Ao determinar o afastamento, a Justiça levou em conta elementos que indicam possível prática intencional de improbidade administrativa por enriquecimento ilícito. "A Justiça também reconheceu risco à coleta de provas caso o servidor permanecesse em exercício, especialmente em razão da posição de autoridade que ocupava e da situação de vulnerabilidade de presos, familiares e servidores que poderão prestar depoimento no processo", apontou o MPMG. Segundo as informações já reunidas pelos investigadores, o policial penal teria entrado em contato com a mãe do detento e exigido o pagamento de R$ 20 mil diretamente em sua conta bancária. Em troca, concederia e manteria uma vaga de trabalho na marcenaria da penitenciária.

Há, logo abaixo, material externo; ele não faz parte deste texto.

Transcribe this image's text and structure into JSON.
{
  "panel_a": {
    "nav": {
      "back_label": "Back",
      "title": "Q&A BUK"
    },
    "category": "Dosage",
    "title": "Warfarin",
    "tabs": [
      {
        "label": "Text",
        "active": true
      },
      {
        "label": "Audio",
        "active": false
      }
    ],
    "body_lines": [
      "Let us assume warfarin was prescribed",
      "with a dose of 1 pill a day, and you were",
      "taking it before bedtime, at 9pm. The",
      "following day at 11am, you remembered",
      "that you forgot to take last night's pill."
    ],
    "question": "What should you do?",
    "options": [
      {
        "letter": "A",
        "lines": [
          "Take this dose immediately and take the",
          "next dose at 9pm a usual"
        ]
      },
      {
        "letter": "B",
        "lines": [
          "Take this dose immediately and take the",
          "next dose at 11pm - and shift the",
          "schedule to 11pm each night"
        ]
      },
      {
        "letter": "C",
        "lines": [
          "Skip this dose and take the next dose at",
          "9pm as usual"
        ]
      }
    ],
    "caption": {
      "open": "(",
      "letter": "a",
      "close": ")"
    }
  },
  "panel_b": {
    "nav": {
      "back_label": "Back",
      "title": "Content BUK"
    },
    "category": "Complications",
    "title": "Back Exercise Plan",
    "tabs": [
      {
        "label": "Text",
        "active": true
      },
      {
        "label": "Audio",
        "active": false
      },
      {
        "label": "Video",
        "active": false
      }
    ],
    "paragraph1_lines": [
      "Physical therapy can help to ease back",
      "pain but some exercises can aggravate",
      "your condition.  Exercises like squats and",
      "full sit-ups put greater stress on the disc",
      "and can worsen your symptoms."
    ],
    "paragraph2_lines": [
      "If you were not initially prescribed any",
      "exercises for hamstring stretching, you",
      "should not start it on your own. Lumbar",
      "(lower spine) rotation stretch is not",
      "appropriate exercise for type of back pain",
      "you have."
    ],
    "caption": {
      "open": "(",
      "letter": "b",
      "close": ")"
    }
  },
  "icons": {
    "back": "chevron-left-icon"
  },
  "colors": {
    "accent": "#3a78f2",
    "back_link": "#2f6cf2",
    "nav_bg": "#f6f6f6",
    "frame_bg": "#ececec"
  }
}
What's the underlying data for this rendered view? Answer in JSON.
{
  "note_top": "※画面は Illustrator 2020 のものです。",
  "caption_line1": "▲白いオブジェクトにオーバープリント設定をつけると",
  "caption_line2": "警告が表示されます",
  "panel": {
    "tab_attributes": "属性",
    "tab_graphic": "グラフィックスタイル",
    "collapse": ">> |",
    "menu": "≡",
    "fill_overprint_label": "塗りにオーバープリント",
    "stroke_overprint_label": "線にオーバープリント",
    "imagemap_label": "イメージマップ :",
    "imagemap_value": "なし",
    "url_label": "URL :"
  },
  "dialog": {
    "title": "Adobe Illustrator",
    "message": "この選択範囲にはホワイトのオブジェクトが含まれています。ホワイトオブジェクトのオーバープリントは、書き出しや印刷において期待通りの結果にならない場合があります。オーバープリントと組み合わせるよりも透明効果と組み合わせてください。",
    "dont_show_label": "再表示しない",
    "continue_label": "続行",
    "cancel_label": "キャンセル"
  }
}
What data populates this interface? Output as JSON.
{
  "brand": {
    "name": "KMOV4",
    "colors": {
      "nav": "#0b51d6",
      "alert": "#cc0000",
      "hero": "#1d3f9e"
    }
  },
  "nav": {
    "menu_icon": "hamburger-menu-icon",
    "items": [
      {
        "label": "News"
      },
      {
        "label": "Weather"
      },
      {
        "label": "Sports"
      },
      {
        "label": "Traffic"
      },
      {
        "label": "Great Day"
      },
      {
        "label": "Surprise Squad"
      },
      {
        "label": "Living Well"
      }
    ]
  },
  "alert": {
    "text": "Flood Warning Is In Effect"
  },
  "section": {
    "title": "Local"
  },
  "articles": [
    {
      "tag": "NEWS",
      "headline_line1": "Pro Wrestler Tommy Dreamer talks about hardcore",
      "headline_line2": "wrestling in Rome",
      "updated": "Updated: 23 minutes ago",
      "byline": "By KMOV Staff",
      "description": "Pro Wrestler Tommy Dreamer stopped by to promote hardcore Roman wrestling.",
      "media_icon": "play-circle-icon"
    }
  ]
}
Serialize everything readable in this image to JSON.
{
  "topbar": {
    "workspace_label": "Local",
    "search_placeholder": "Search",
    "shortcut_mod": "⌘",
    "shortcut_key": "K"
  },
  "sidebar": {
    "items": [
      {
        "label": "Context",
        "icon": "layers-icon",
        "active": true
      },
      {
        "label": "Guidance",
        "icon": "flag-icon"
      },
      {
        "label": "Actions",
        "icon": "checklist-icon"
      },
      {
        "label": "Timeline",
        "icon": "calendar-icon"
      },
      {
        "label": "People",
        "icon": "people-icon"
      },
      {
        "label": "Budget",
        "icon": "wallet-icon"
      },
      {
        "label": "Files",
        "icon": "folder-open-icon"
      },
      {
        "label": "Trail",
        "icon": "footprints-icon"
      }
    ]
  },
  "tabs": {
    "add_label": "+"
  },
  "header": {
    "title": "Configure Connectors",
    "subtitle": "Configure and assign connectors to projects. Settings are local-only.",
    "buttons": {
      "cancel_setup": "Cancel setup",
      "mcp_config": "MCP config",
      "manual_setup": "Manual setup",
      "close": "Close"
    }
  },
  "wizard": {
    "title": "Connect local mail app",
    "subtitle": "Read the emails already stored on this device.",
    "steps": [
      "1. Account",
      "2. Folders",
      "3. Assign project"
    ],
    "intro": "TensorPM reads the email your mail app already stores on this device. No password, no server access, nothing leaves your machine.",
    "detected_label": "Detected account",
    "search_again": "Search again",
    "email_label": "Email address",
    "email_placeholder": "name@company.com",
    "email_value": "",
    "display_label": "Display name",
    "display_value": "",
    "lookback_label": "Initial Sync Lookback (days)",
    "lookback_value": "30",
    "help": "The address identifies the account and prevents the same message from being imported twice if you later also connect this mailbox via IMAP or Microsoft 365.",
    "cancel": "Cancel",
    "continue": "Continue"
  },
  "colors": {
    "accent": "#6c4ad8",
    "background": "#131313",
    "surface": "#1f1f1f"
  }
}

A atividade é relevante para os detentos, pois permite a redução do tempo de cumprimento de pena e pode influenciar na progressão de regime prisional. De acordo com o MPMG, o valor foi transferido em três operações via Pix — de R$ 3 mil, R$ 10 mil e R$ 7 mil —, realizadas nos dias 8 e 9 de setembro de 2025. A investigação também identificou que as transferências ocorreram no mesmo período em que foi formalizado o ato administrativo que concedeu a vaga de trabalho ao detento, reforçando a suspeita de correlação entre os pagamentos e a concessão do benefício. A reportagem procurou a Secretaria de Estado de Justiça e Segurança Pública (Sejusp) para comentar a decisão, mas até a publicação desta matéria não houve resposta. As investigações sobre o caso seguem em andamento.